Phantom Readability Library
Traditional Readability Formulas in Java Easily
Phantom is a library for computing readability measures developed by Niels Ott. It was originally a modification of Larry Ogrodnek's Java Fathom but the released version does not share too much with the original any more. Phantom includes a Java port of a syllable counter written in Perl by Laura Kassner. There is some regular expression-based language processing on board for sentence counting and tokenization. The library is designed for maximum flexibility, allowing you to make use of your own NLP analysis. It is not a requirement to use the built-in analysis components.

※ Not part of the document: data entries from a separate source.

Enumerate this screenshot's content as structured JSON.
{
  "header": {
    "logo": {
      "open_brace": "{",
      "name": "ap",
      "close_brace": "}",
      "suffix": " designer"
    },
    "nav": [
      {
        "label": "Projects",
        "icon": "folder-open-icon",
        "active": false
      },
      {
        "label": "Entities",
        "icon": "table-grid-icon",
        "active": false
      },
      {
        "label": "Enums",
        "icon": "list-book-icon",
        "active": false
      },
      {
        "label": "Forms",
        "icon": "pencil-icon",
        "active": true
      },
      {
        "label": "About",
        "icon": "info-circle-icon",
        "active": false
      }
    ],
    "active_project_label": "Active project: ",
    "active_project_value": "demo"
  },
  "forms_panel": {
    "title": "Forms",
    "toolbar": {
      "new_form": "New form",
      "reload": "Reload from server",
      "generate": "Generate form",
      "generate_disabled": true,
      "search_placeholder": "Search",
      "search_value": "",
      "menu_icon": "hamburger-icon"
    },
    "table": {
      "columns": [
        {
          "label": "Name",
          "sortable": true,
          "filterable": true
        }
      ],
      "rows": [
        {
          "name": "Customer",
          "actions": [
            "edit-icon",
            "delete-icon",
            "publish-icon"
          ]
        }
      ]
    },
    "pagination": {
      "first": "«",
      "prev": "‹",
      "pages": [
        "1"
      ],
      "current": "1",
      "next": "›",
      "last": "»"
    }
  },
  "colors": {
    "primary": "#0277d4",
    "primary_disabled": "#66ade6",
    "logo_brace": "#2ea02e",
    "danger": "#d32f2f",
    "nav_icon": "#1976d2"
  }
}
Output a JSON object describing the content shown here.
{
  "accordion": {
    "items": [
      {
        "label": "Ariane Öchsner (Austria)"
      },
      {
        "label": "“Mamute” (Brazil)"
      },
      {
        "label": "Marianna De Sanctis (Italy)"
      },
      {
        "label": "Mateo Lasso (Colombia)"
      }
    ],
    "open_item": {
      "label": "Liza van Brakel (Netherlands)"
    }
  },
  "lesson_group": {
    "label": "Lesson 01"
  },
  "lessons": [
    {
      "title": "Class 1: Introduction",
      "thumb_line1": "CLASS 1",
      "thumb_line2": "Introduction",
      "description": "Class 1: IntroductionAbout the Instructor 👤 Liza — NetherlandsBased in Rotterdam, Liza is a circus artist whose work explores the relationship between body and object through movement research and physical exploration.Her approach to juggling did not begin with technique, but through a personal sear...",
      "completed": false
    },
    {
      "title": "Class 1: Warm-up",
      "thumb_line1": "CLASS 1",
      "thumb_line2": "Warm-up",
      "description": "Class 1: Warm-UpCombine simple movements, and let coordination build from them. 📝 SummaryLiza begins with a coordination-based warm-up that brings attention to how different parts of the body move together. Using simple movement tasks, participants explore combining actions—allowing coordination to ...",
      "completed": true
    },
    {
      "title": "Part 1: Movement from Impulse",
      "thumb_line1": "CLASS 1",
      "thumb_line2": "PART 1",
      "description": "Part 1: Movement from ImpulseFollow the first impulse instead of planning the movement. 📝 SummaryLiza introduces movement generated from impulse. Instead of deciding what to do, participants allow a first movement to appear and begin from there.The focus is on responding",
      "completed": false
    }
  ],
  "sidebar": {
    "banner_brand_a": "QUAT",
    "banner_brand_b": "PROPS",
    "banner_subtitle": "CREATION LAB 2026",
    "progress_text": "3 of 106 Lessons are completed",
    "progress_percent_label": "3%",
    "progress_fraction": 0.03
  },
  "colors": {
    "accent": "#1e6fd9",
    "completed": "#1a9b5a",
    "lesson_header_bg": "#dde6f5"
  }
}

To play with a demo GUI, check out this little Java Web Start demo! If your browser is unsure what to do with the file, tell it to feed the file into javaws. The following measures can be computed:
- Automated Readability Index (ARI)
- Coleman-Liau Index
- Flesch-Kincaid
- Flesch Reading Ease
- FORCAST
- Gunning Fog Index
- Läsbarhetsindex (LIX)
- Simple Measure of Gobbledygook (SMOG)
The formulas in this library have all been checked with the corresponding original publications during the process of writing my MA thesis. In the thesis, there are explanations and references for each and every formula, just skim through chapter 2.2
Usage Examples
The simplest way if computing readability scores is the following:
String text = "...";
Readability r = new Readability(text);
System.out.println(r.calcFlesch());
Readability can also be instantiated with an instance of TextStats instead of a string. This can be obtained from TextAnalyzer which accepts various levels of given analyses. For example, it can be fed with a list of tokens.
System Requirements
The Phantom Readability Library requires Java 1.5 or newer.
Download
Please be aware that this package is released under the terms of the General Public License v.2.
- phantom-0.2.0.jar is the ready-to-use package (run it with
java -jarto get the demo GUI) - Source code in a Zip file
- View the JavaDoc online or download it in a Zip file
TODO/Open Issues
- The JavaDoc needs some reworking, it is incomplete and sometimes lousy.